According to historical data, PagerDuty maintains a low capital intensity, with CapEx as a percentage of revenue declining from 2.3% in 2024Q4 to 0.8% in 2027Q1, reflecting a business model that requires minimal physical infrastructure investment to support its cloud-based incident response platform.
This low capital intensity is a structural advantage that allows the company to direct cash toward sales and marketing or share repurchases. However, investors should monitor whether this reduction in CapEx reflects a strategic choice to limit innovation spending or simply the inherent scalability of the software architecture.
As evidenced by recent financial disclosures, PagerDuty has utilized its cash reserves to fund significant share repurchases, including $65.5 million in 2027Q1, which appears to be a primary mechanism for management to return value to shareholders amidst slowing organic growth and limited acquisition opportunities.
The decision to prioritize buybacks over large-scale M&A suggests that management may lack high-conviction internal investment opportunities or is attempting to offset the dilutive impact of stock-based compensation. This capital allocation strategy warrants further investigation into whether it signals a lack of long-term growth catalysts.

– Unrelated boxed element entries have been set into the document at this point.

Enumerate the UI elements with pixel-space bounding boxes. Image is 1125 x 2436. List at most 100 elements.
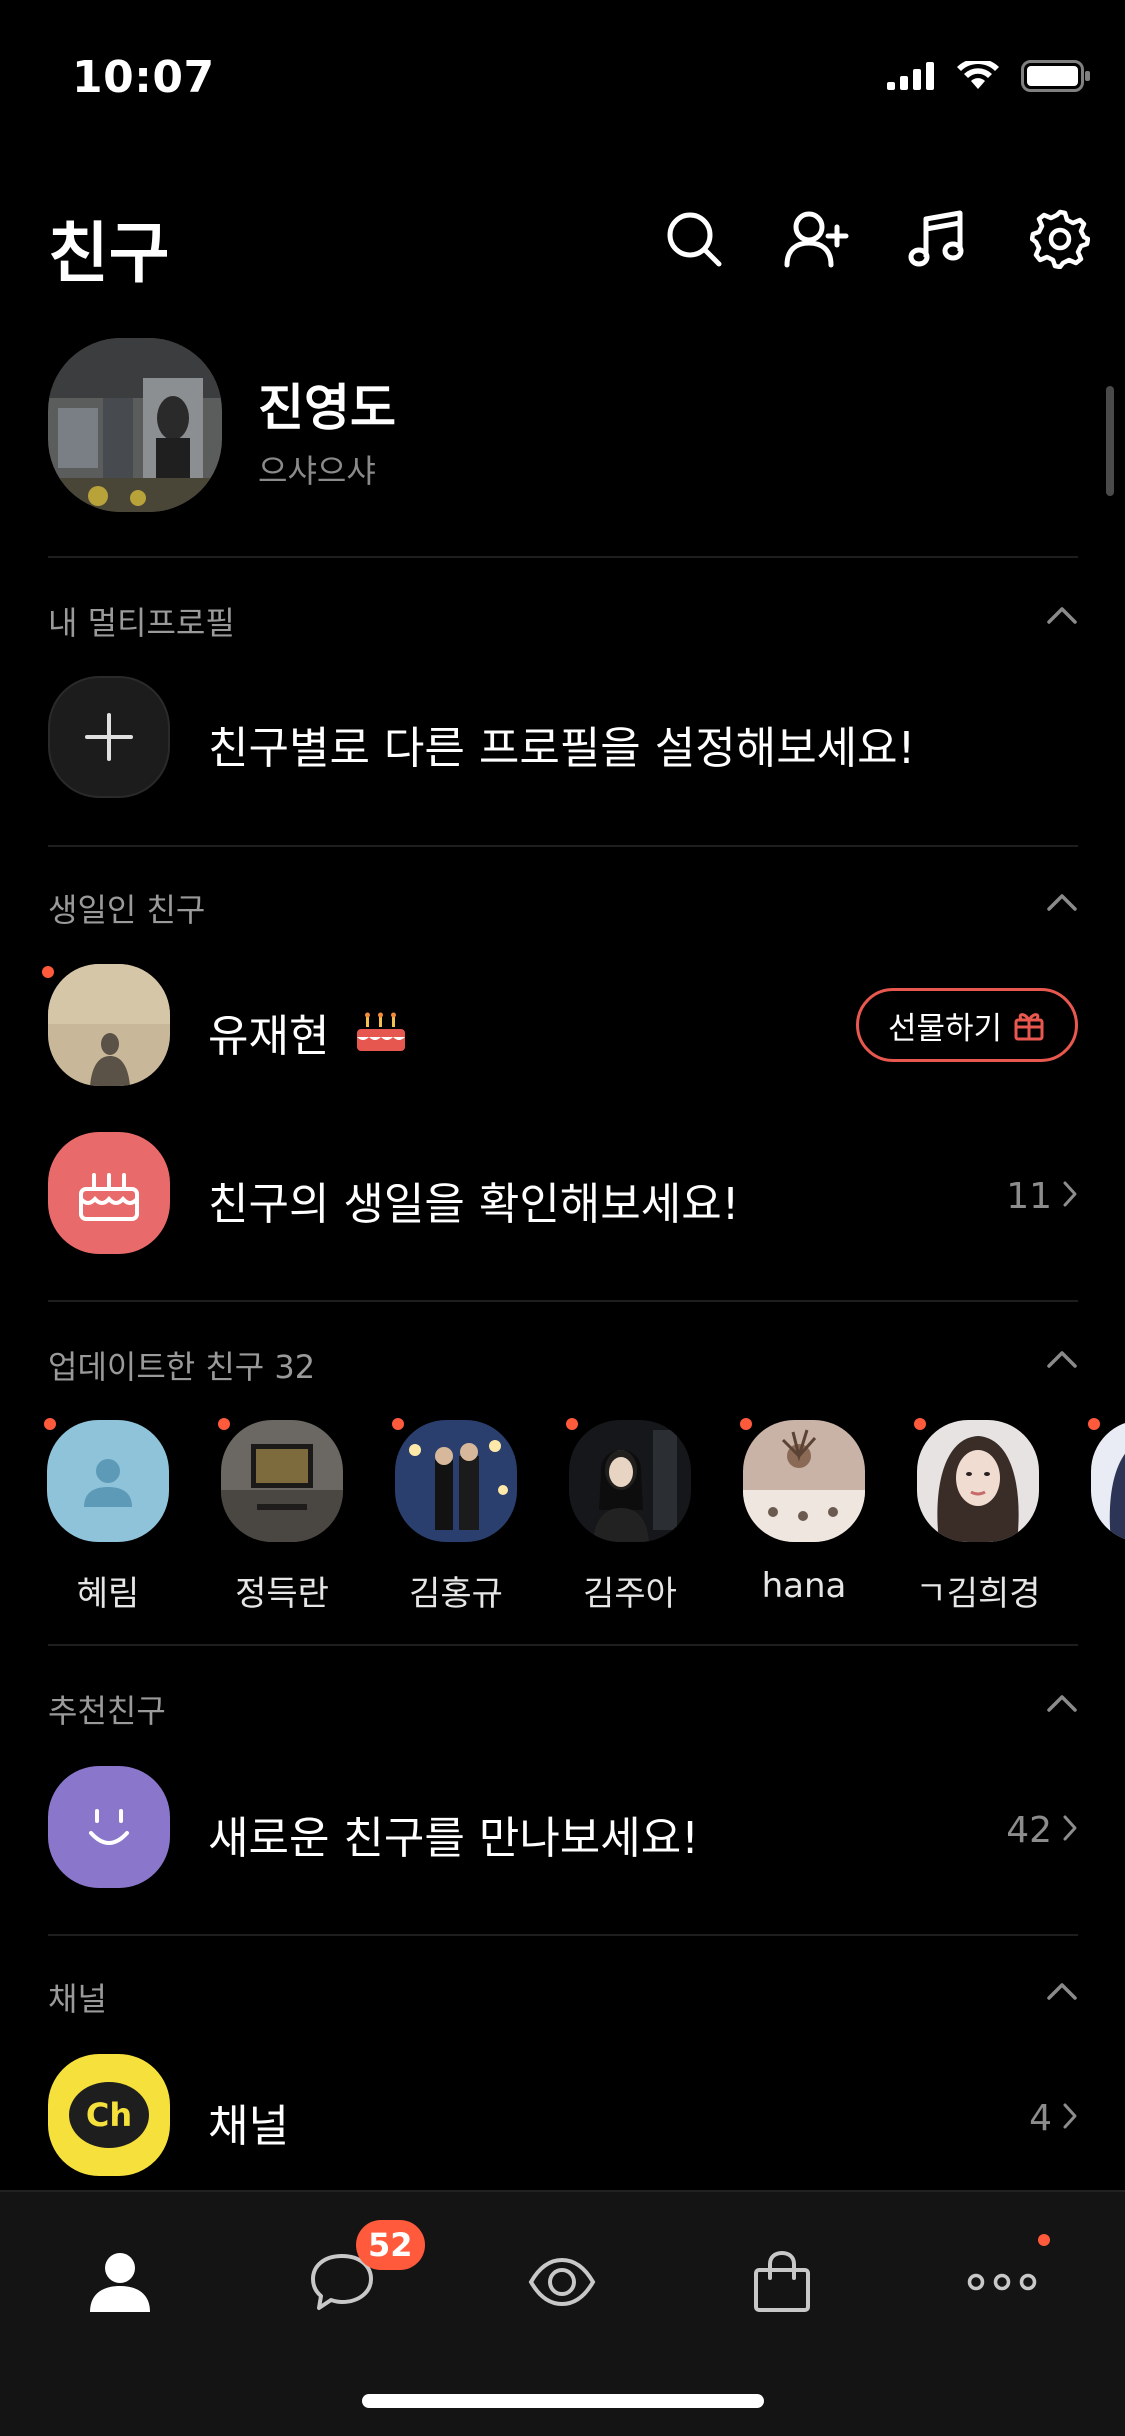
view-tab[interactable]	[512, 2232, 612, 2332]
multi-profile-section-header[interactable]: 내 멀티프로필	[48, 598, 1078, 648]
updated-friend-item[interactable]: 김홍규	[376, 1418, 536, 1618]
person-icon	[90, 2253, 150, 2312]
multi-profile-row[interactable]: 친구별로 다른 프로필을 설정해보세요!	[48, 676, 1078, 800]
chevron-right-icon	[1063, 2103, 1077, 2129]
friend-avatar[interactable]	[47, 1420, 169, 1542]
chat-unread-badge: 52	[356, 2220, 425, 2270]
chevron-up-icon[interactable]	[1046, 1348, 1078, 1370]
friend-name: 혜림	[76, 1574, 140, 1614]
section-label: 추천친구	[48, 1692, 166, 1730]
plus-icon	[85, 713, 133, 761]
birthday-check-row[interactable]: 친구의 생일을 확인해보세요! 11	[48, 1132, 1078, 1256]
search-button[interactable]	[661, 206, 727, 272]
friend-name: 김홍규	[409, 1574, 503, 1614]
scroll-indicator	[1106, 386, 1114, 496]
gear-icon	[1030, 209, 1090, 269]
birthday-check-prompt: 친구의 생일을 확인해보세요!	[208, 1179, 740, 1230]
updated-friends-carousel[interactable]: 혜림 정득란 김홍규 김주아 hana ㄱ김희경	[0, 1418, 1125, 1618]
channel-count: 4	[1029, 2098, 1052, 2139]
shopping-bag-icon	[754, 2250, 810, 2312]
wifi-icon	[957, 61, 999, 89]
birthday-friend-avatar[interactable]	[48, 964, 170, 1086]
divider	[48, 1644, 1078, 1646]
friend-avatar[interactable]	[569, 1420, 691, 1542]
friend-avatar[interactable]	[917, 1420, 1039, 1542]
birthday-section-header[interactable]: 생일인 친구	[48, 885, 1078, 935]
music-button[interactable]	[905, 206, 971, 272]
add-friend-icon	[784, 211, 849, 268]
divider	[48, 1300, 1078, 1302]
more-new-dot	[1038, 2234, 1050, 2246]
friend-name: 김주아	[583, 1574, 677, 1614]
more-tab[interactable]	[952, 2232, 1052, 2332]
channel-section-header[interactable]: 채널	[48, 1974, 1078, 2024]
new-dot	[44, 1418, 56, 1430]
channel-icon-text: Ch	[85, 2096, 133, 2134]
channel-row[interactable]: Ch 채널 4	[48, 2054, 1078, 2178]
updated-friend-item[interactable]: ㄱ김희경	[898, 1418, 1058, 1618]
section-label: 채널	[48, 1980, 107, 2018]
birthday-check-thumb	[48, 1132, 170, 1254]
recommended-count: 42	[1006, 1810, 1052, 1851]
friend-avatar[interactable]	[221, 1420, 343, 1542]
birthday-friend-row[interactable]: 유재현 선물하기	[48, 964, 1078, 1088]
settings-button[interactable]	[1027, 206, 1093, 272]
cake-outline-icon	[79, 1173, 139, 1221]
gym-photo	[48, 338, 222, 512]
friends-tab[interactable]	[70, 2232, 170, 2332]
new-dot	[1088, 1418, 1100, 1430]
chevron-up-icon[interactable]	[1046, 1692, 1078, 1714]
friend-name: ㄱ김희경	[915, 1574, 1041, 1614]
friend-avatar[interactable]	[395, 1420, 517, 1542]
updated-friend-item[interactable]: 정득란	[202, 1418, 362, 1618]
new-dot	[740, 1418, 752, 1430]
status-bar: 10:07	[0, 0, 1125, 140]
updated-friend-item[interactable]: hana	[724, 1418, 884, 1618]
new-dot	[914, 1418, 926, 1430]
portrait-photo	[569, 1420, 691, 1542]
updated-friend-item[interactable]: 김주아	[550, 1418, 710, 1618]
status-icons	[887, 60, 1091, 92]
section-label: 업데이트한 친구 32	[48, 1348, 316, 1386]
home-indicator[interactable]	[362, 2394, 764, 2408]
recommended-section-header[interactable]: 추천친구	[48, 1686, 1078, 1736]
anime-photo	[1091, 1420, 1125, 1542]
recommended-row[interactable]: 새로운 친구를 만나보세요! 42	[48, 1766, 1078, 1890]
updated-friend-item-partial[interactable]	[1072, 1418, 1125, 1618]
new-dot	[566, 1418, 578, 1430]
gallery-photo	[221, 1420, 343, 1542]
shopping-tab[interactable]	[732, 2232, 832, 2332]
updated-friends-section-header[interactable]: 업데이트한 친구 32	[48, 1342, 1078, 1392]
add-multi-profile-button[interactable]	[48, 676, 170, 798]
recommended-thumb	[48, 1766, 170, 1888]
section-label: 생일인 친구	[48, 891, 206, 929]
friend-name: hana	[761, 1566, 847, 1606]
my-profile-name: 진영도	[258, 379, 396, 437]
selfie-photo	[917, 1420, 1039, 1542]
chevron-up-icon[interactable]	[1046, 891, 1078, 913]
my-profile-status: 으샤으샤	[258, 452, 376, 490]
chevron-up-icon[interactable]	[1046, 604, 1078, 626]
add-friend-button[interactable]	[783, 206, 849, 272]
birthday-count: 11	[1006, 1176, 1052, 1217]
multi-profile-prompt: 친구별로 다른 프로필을 설정해보세요!	[208, 723, 916, 774]
friend-avatar[interactable]	[743, 1420, 865, 1542]
search-icon	[667, 212, 722, 267]
friend-avatar[interactable]	[1091, 1420, 1125, 1542]
my-profile-avatar[interactable]	[48, 338, 222, 512]
divider	[48, 556, 1078, 558]
new-dot	[392, 1418, 404, 1430]
status-time: 10:07	[72, 52, 215, 103]
chevron-up-icon[interactable]	[1046, 1980, 1078, 2002]
recommended-prompt: 새로운 친구를 만나보세요!	[208, 1813, 699, 1864]
birthday-friend-name: 유재현	[208, 1011, 330, 1062]
gift-icon	[1014, 1013, 1044, 1041]
header-actions	[661, 206, 1093, 272]
default-avatar-icon	[84, 1459, 132, 1507]
section-label: 내 멀티프로필	[48, 604, 235, 642]
chevron-right-icon	[1063, 1815, 1077, 1841]
my-profile-row[interactable]: 진영도 으샤으샤	[48, 338, 1078, 518]
send-gift-button[interactable]: 선물하기	[856, 988, 1078, 1062]
updated-friend-item[interactable]: 혜림	[28, 1418, 188, 1618]
birthday-cake-icon	[357, 1012, 406, 1051]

Based on reported figures, PagerDuty consistently issues significant stock-based compensation, reaching $32.9 million in 2025Q1, which effectively masks the true cash cost of talent and complicates the assessment of the company's underlying operational burn rate and long-term shareholder dilution.

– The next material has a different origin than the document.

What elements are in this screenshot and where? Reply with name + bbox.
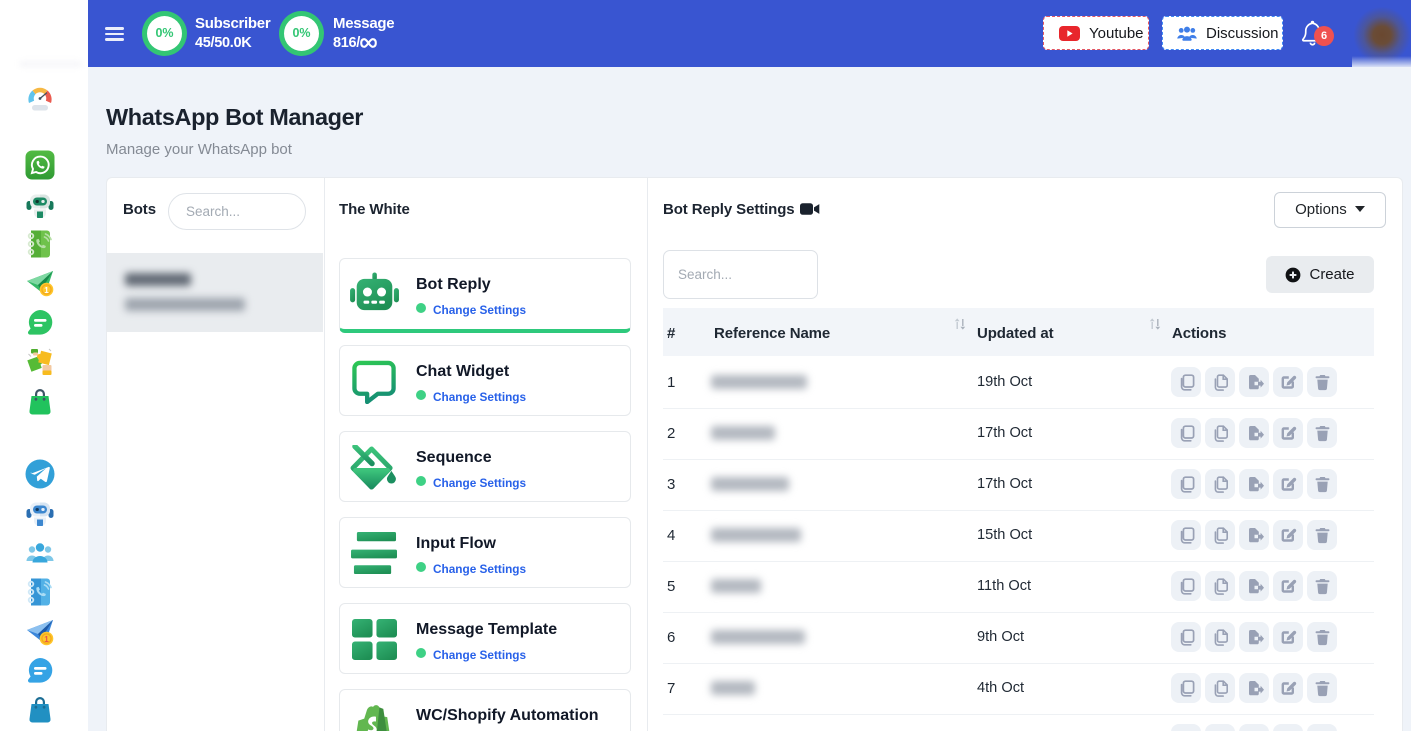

When adjusting for these non-cash expenses, the company's actual cash-based profitability appears significantly lower than headline figures suggest. This practice necessitates a careful look at the true economic cost of operations, as the reliance on equity-based incentives may be inflating the perceived cash flow health.
Quick answers to the most common questions about buying PD stock.
PagerDuty, Inc. (PD) generated $114.9M in net cash from operating activities in 2026. This reflects the cash generated directly from core business operations.
PagerDuty, Inc. (PD) generated $111.9M in free cash flow in 2026. Free cash flow is the cash left over after capital expenditures, which can be used to pay dividends, repurchase shares, or pay down debt.
PagerDuty, Inc. (PD) spent $2.9M on capital expenditures in 2026. CapEx represents the cash invested in physical assets like property, plant, and equipment to maintain or grow the business.
In 2026, PagerDuty, Inc. (PD) spent $134.9M on share repurchases. This shows the company's commitment to returning capital to its equity investors.